Reservoir engineering was defined by Moore as the "art of developing and producing oil and gas fields in such a way as to obtain a high economic recovery." In practicing this art, the repeated objectivity of reservoir simulation can avoid the subjective distortion of analytical procedures. However, the art becomes increasingly abstract when simulation is applied to reservoir processes involving nonisothermal operations and other complex phenomena.
This paper is concerned with the use of a thermal reservoir simulator to assess the historical performance of an ongoing steamflood at the Georgsdorf field so that possible future operating options can be evaluated. Such information can assist management in deciding (1) how much steam is required in certain areas, (2) how the steamflood might be expanded, and (3) where new injection wells and infill producers might be located. No analytical procedures exist to evaluate the displacement of oil by steam and water adequately in a complex geological setting where wells are drilled on irregular spacing. Thermal reservoir simulation provides this capability, but applications of such simulators can be impractical to justify, especially for smaller projects.
The literature is replete with information about simulating conventional fluid displacement in isothermal systems. Substantially less is available for simulating nonisothermal, chemical, and miscible processes. Coats cited much of the pertinent simulation technology and put this information into perspective in his 1982 state-of-the-art paper. There is little published information on specific applications of thermal simulation. Chu and Trimble used a three-dimensional (3D), three-phase numerical simulator in the black-oil mode to history match 5 1/2 years' performance for a steam stimulation pattern in the Kern River field, CA. The model subsequently was used to optimize operating parameters. Gomaa et al. also used a black-oil thermal simulator to model elements of an inverted five-spot pattern to determine the relative importance of various steamflood and reservoir parameters for the Monarch sand in the Midway-Sunset field, CA. Munoz simulated steamflooding in the Tia Juana M-6 Project, Venezuela. In this work, a 3D model was prepared for an element of symmetry in a regular inverted seven-spot. These studies addressed the effects of permeability variations, gravity segregation, and positions of completion intervals. Williams prepared a 3D model with which he determined the response to production by steam stimulation and steam displacement in the steeply dipping North Midway field, CA. Another 3D study of a steeply dipping reservoir was reported by Moughamian et al. This work provided information used to design a steamflood in the heavy-oil bearing Webster sand sequence in the Midway-Sunset field.

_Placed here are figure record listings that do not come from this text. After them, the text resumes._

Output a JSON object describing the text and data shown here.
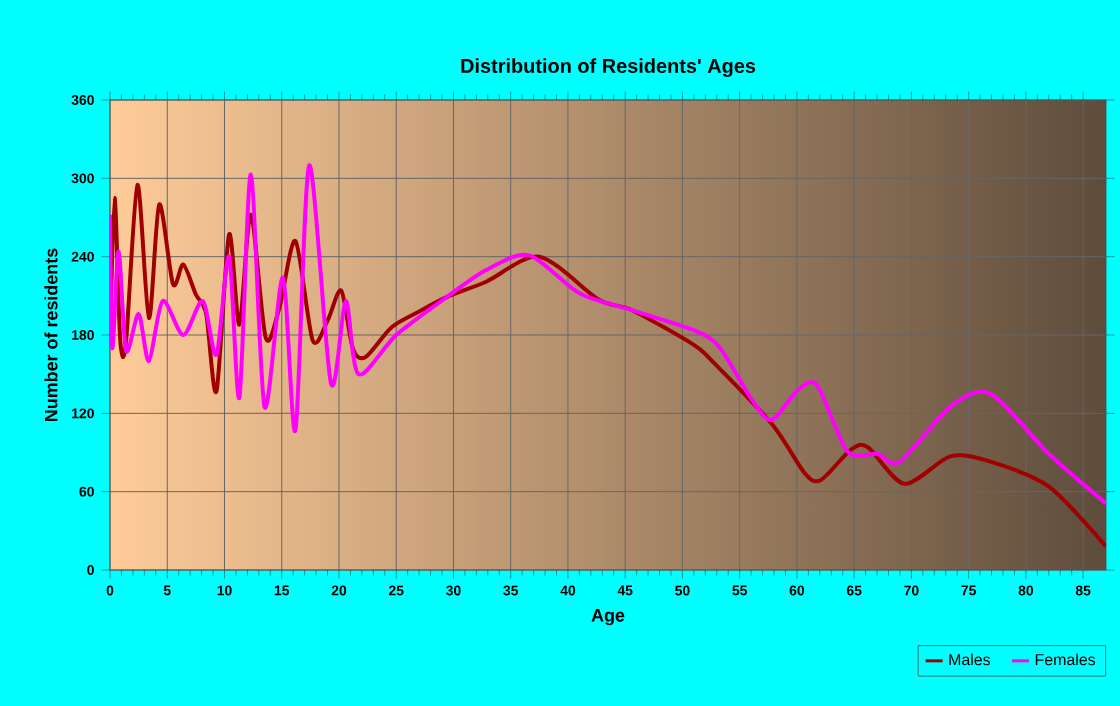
{
  "chart_data": {
    "type": "line",
    "title": "Distribution of Residents' Ages",
    "xlabel": "Age",
    "ylabel": "Number of residents",
    "xlim": [
      0,
      87
    ],
    "xticks": [
      0,
      5,
      10,
      15,
      20,
      25,
      30,
      35,
      40,
      45,
      50,
      55,
      60,
      65,
      70,
      75,
      80,
      85
    ],
    "ylim": [
      0,
      360
    ],
    "yticks": [
      0,
      60,
      120,
      180,
      240,
      300,
      360
    ],
    "grid": true,
    "legend": "bottom right",
    "series": [
      {
        "name": "Males",
        "color": "#a00000",
        "x": [
          0,
          0.4,
          0.9,
          1.4,
          2.4,
          3.4,
          4.3,
          5.5,
          6.4,
          7.5,
          8.4,
          9.3,
          10.4,
          11.3,
          12.3,
          13.6,
          14.8,
          16.2,
          17.7,
          19,
          20.2,
          21.2,
          22.3,
          24.6,
          27,
          29.4,
          32.9,
          37.5,
          42.7,
          45.6,
          50.9,
          52.6,
          57.8,
          60.7,
          62.1,
          64.7,
          66.2,
          69.4,
          73.4,
          76.9,
          82,
          87
        ],
        "values": [
          173,
          285,
          175,
          175,
          295,
          193,
          280,
          219,
          234,
          211,
          196,
          137,
          257,
          188,
          272,
          178,
          201,
          252,
          176,
          191,
          214,
          170,
          163,
          186,
          198,
          209,
          221,
          240,
          207,
          199,
          173,
          160,
          112,
          74,
          69,
          92,
          94,
          66,
          87,
          83,
          64,
          18
        ]
      },
      {
        "name": "Females",
        "color": "#ff00ff",
        "x": [
          0,
          0.2,
          0.75,
          1.4,
          2.5,
          3.4,
          4.6,
          6.4,
          8.1,
          9.3,
          10.4,
          11.3,
          12.3,
          13.5,
          15.1,
          16.2,
          17.4,
          19.3,
          20.6,
          21.7,
          25,
          29.4,
          32.9,
          36.6,
          41,
          45.6,
          50.9,
          53.2,
          56.1,
          57.8,
          60.1,
          61.8,
          64.4,
          67,
          69,
          73.4,
          76.9,
          82,
          87
        ],
        "values": [
          272,
          170,
          244,
          168,
          196,
          160,
          206,
          180,
          206,
          165,
          240,
          132,
          303,
          125,
          224,
          107,
          310,
          143,
          206,
          150,
          180,
          209,
          230,
          241,
          212,
          199,
          184,
          171,
          130,
          115,
          138,
          141,
          91,
          89,
          83,
          125,
          135,
          89,
          51
        ]
      }
    ]
  }
}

All the studies mentioned treated a representative segment or an element of a repeated pattern where either steam stimulation or steam displacement was contemplated. All the studies provided important ideas about simulation methodology but none dealt with fieldwide simulation of ongoing steamfloods with irregularly spaced wells.
The Georgsdorf Field
Lillie and Springer discussed the technical and economic aspects of a steamflood in the Georgsdorf field. Some pertinent reservoir description information from this paper is repeated for convenience.
The Georgsdorf field was discovered in 1943 and developed largely between 1946 and 1963 by the drilling of about 350 wells. BEB operates the field for a consortium of companies that includes itself, C. Deilmann A.G., Preussag A.G., and Wintershall A.G. Each company owns 25% of the field.
The Valanginian sandstone of lower Cretaceous age is a good quality reservoir throughout much of Georgsdorf.